Equipamento · Ambiente a 100 °C

Calibração de banho-maria

A temperatura da água não é a temperatura dentro do tubo. Medimos o gradiente do banho e o tempo real de equilíbrio da amostra.

Banho-maria parece o equipamento mais simples da lista e é o que mais engana. A água conduz e homogeneíza melhor que o ar, o que dá a impressão de uniformidade automática. Só que o aquecimento vem de uma resistência localizada e, sem agitação, a água estratifica: o fundo, perto da resistência, fica mais quente que a superfície, e as bordas perdem calor para o ambiente.
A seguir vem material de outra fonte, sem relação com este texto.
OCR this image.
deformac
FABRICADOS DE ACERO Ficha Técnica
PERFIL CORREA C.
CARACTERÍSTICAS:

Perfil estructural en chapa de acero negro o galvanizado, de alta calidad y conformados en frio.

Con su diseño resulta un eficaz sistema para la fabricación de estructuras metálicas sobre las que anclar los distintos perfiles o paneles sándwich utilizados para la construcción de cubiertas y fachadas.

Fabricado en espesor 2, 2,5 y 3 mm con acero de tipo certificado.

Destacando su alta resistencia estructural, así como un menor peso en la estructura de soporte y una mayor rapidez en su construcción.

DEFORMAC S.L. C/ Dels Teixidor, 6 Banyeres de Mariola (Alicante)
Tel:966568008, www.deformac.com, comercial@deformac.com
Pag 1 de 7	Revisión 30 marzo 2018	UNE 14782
E há uma segunda camada, mais sutil: o que importa não é a temperatura da água, é a temperatura dentro do frasco. Entre uma e outra existem a parede do recipiente, o volume da amostra e o tempo — um tubo colocado num banho a 37 °C leva minutos até chegar a 37 °C. Quem cronometra a incubação a partir do instante em que mergulhou o tubo está contando um tempo que ainda não começou.

O que dá errado

Os quatro pontos que passam despercebidos

Estratificação sem agitação

Banho sem circulação apresenta diferença mensurável entre fundo e superfície e entre centro e borda. O termômetro pendurado num canto não representa a posição onde as amostras ficam.

Nível de água baixo

É a causa mais frequente e a mais silenciosa. A evaporação reduz o nível ao longo do dia, expõe parte do frasco ao ar e altera a inércia térmica do conjunto inteiro. O display continua marcando o setpoint o tempo todo.

O tempo de equilíbrio da amostra não é contado

Protocolos que exigem incubação por tempo definido pressupõem que a amostra está na temperatura. Sem conhecer o tempo de equilíbrio do seu volume e do seu tipo de frasco, a incubação efetiva é sempre menor que a anotada.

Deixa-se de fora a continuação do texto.